Tante Melda tersenyum dan mengangguk. “Tenang saja, Ren. Ini rahasia dokter dan pasien. Tapi kalian harus segera memberi tahu mereka, ya. Kehamilan ini kabar bahagia, mereka pasti senang,” katanya.
“Iya, Tante. Kami cuma butuh waktu untuk menyiapkan semuanya,” jawab Raja.
Setelah selesai, mereka berpamitan dengan Tante Melda dan keluar dari klinik. Di perjalanan pulang, Chilla masih memegang hasil USG kecil yang diberikan Tante Melda. Tangannya gemetar, tetapi wajahnya menunjukkan senyuman bahagia.
“Ren, ini beneran ya? Aku bakal jadi ibu?” tanyanya pelan, masih seolah tidak percaya.
Raja meraih tangan Chilla, menggenggamnya dengan lembut. “Iya, Chilla. Kamu bakal jadi ibu, dan aku bakal jadi ayah. Kita bakal jaga bayi ini sama-sama,” ujarnya penuh keyakinan.
Chilla tersenyum kecil. “Aku takut, Ren. Takut nggak bisa jadi ibu yang baik. Kita masih muda banget, masih sekolah pula.”
Raja menghentikan langkahnya dan menatap mata Chilla dalam-dalam. “Chilla, denger ya. Aku bakal ada di samping kamu. Kita bakal belajar bareng, saling dukung. Kamu nggak sendiri,” katanya meyakinkan.

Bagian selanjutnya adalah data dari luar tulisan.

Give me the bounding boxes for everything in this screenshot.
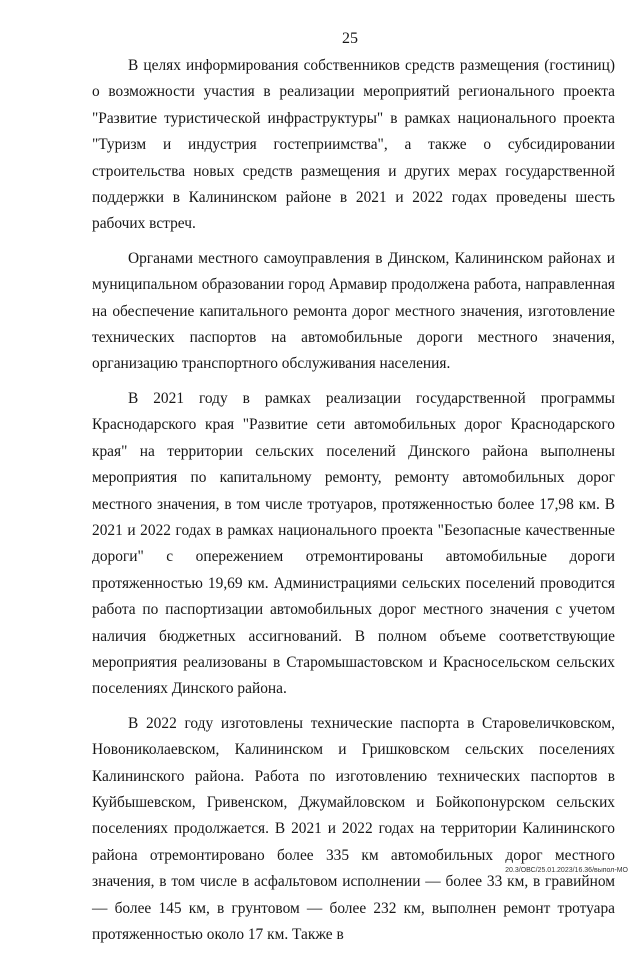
page-number: 25 — [342, 30, 358, 47]
footer-document-code: 20.3/ОВС/25.01.2023/16.36/выпол-МО — [505, 867, 628, 874]
paragraph-hotels-meetings: В целях информирования собственников средств размещения (гостиниц) о возможности участия в реализации мероприятий регионального проекта "Развитие туристической инфраструктуры" в рамках национального проекта "Туризм и индустрия гостеприимства", а также о субсидировании строительства новых средств размещения и других мерах государственной поддержки в Калининском районе в 2021 и 2022 годах проведены шесть рабочих встреч. — [92, 57, 615, 233]
paragraph-dinskoy-roads: В 2021 году в рамках реализации государственной программы Краснодарского края "Развитие сети автомобильных дорог Краснодарского края" на территории сельских поселений Динского района выполнены мероприятия по капитальному ремонту, ремонту автомобильных дорог местного значения, в том числе тротуаров, протяженностью более 17,98 км. В 2021 и 2022 годах в рамках национального проекта "Безопасные качественные дороги" с опережением отремонтированы автомобильные дороги протяженностью 19,69 км. Администрациями сельских поселений проводится работа по паспортизации автомобильных дорог местного значения с учетом наличия бюджетных ассигнований. В полном объеме соответствующие мероприятия реализованы в Старомышастовском и Красносельском сельских поселениях Динского района. — [92, 389, 615, 698]
document-body — [92, 53, 615, 956]
paragraph-kalininsky-roads: В 2022 году изготовлены технические паспорта в Старовеличковском, Новониколаевском, Калининском и Гришковском сельских поселениях Калининского района. Работа по изготовлению технических паспортов в Куйбышевском, Гривенском, Джумайловском и Бойкопонурском сельских поселениях продолжается. В 2021 и 2022 годах на территории Калининского района отремонтировано более 335 км автомобильных дорог местного значения, в том числе в асфальтовом исполнении — более 33 км, в гравийном — более 145 км, в грунтовом — более 232 км, выполнен ремонт тротуара протяженностью около 17 км. Также в — [92, 714, 615, 943]
paragraph-local-roads-work: Органами местного самоуправления в Динском, Калининском районах и муниципальном образовании город Армавир продолжена работа, направленная на обеспечение капитального ремонта дорог местного значения, изготовление технических паспортов на автомобильные дороги местного значения, организацию транспортного обслуживания населения. — [92, 249, 615, 373]
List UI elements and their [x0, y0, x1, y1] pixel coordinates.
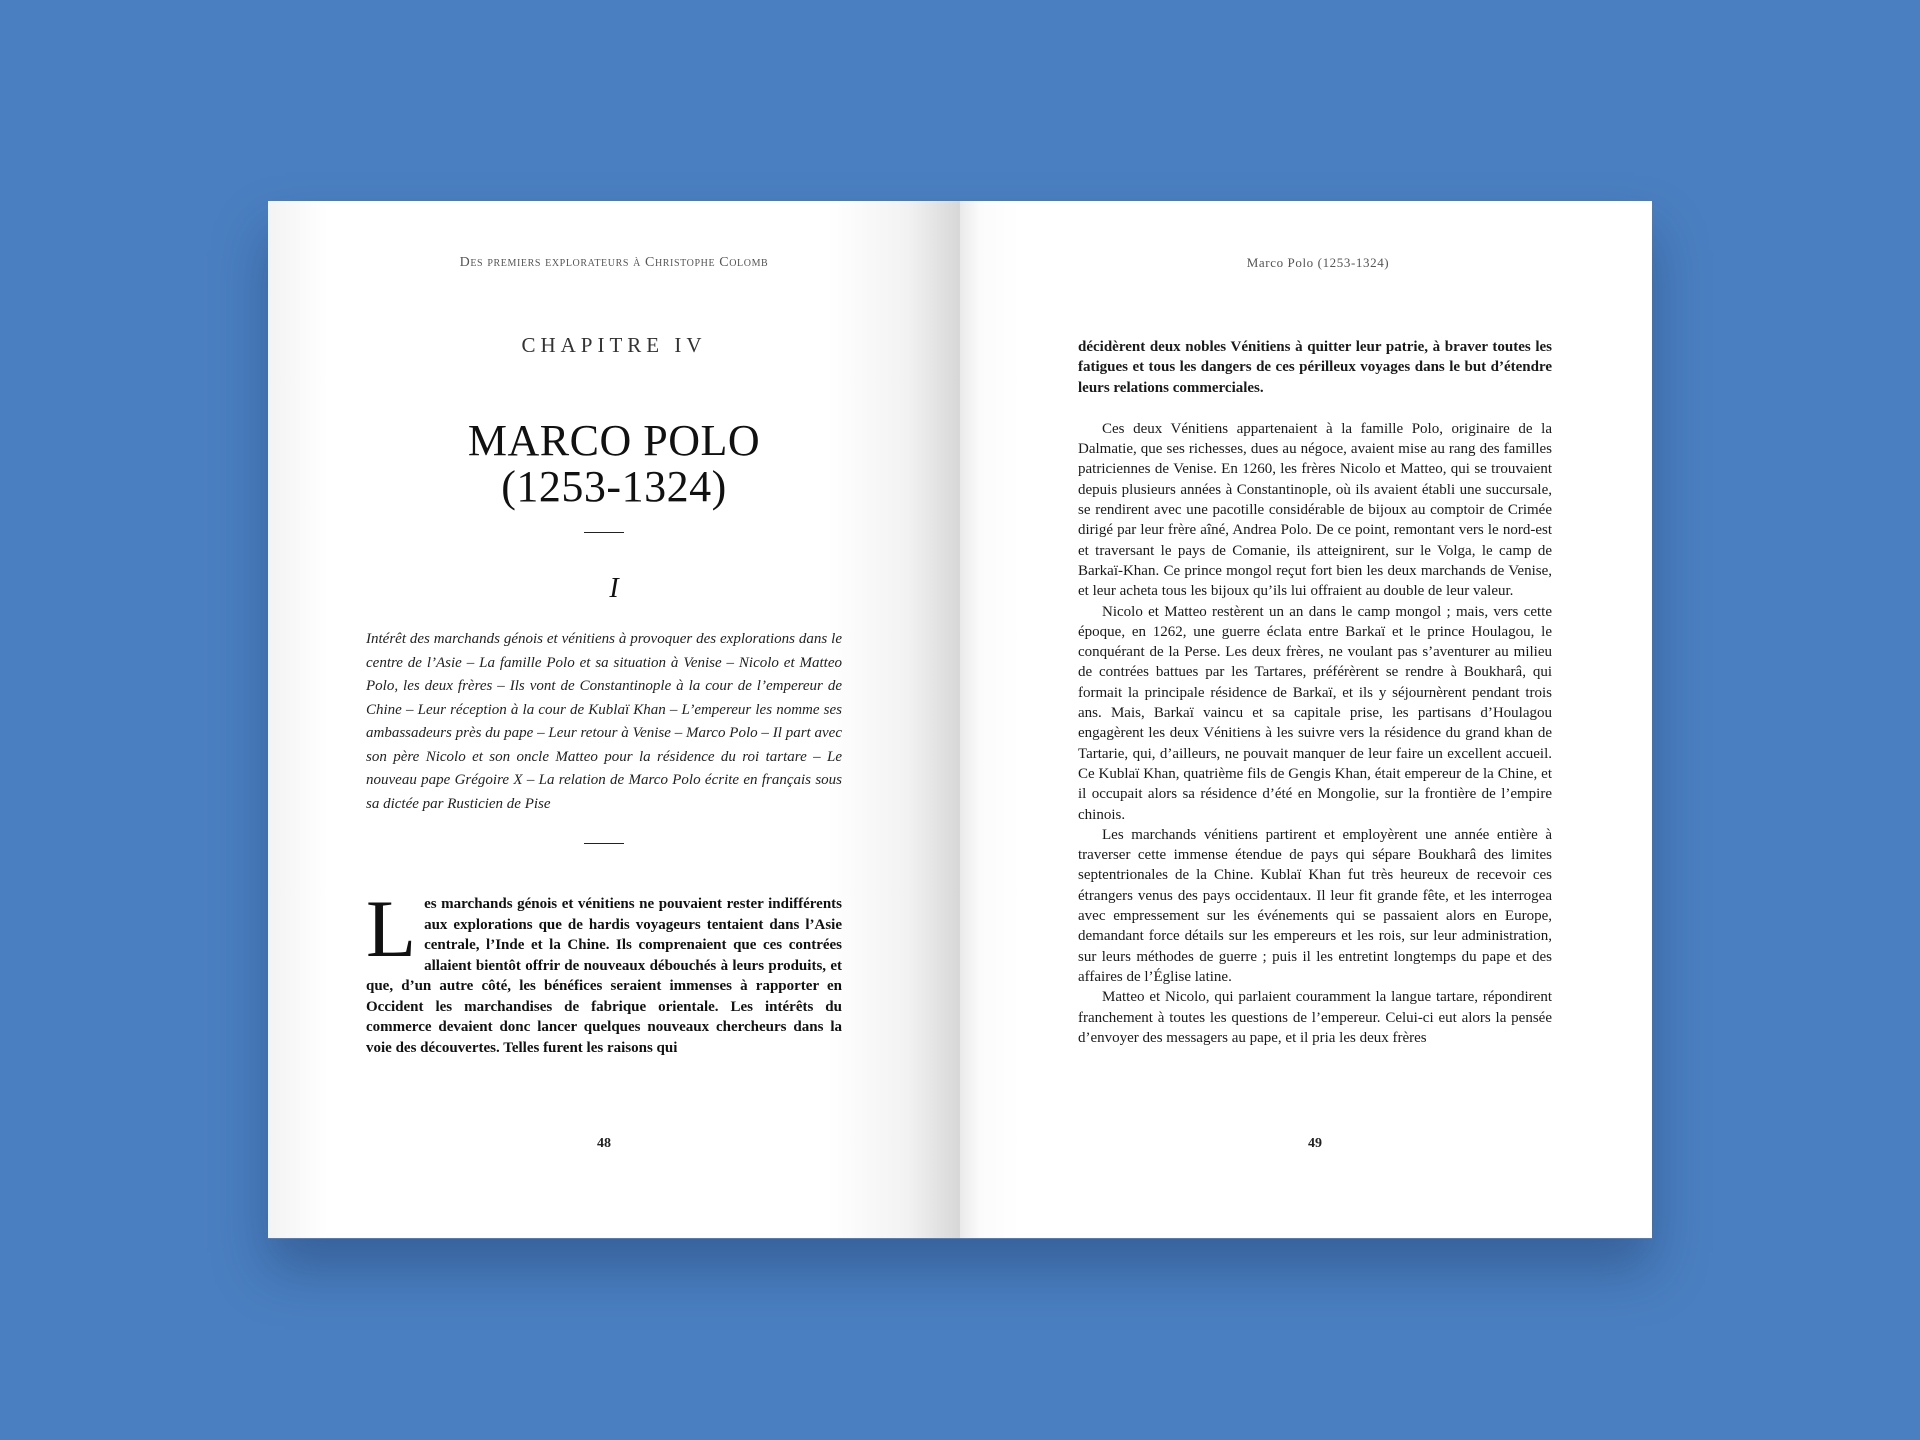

Chilla mengangguk pelan, merasa sedikit lega dengan kata-kata Raja. Mereka melanjutkan perjalanan pulang ke apartemen dengan perasaan campur aduk, antara bahagia, gugup, dan penuh harapan. Kini, mereka tahu bahwa kehidupan mereka akan berubah sepenuhnya, tetapi mereka siap menghadapi semuanya bersama.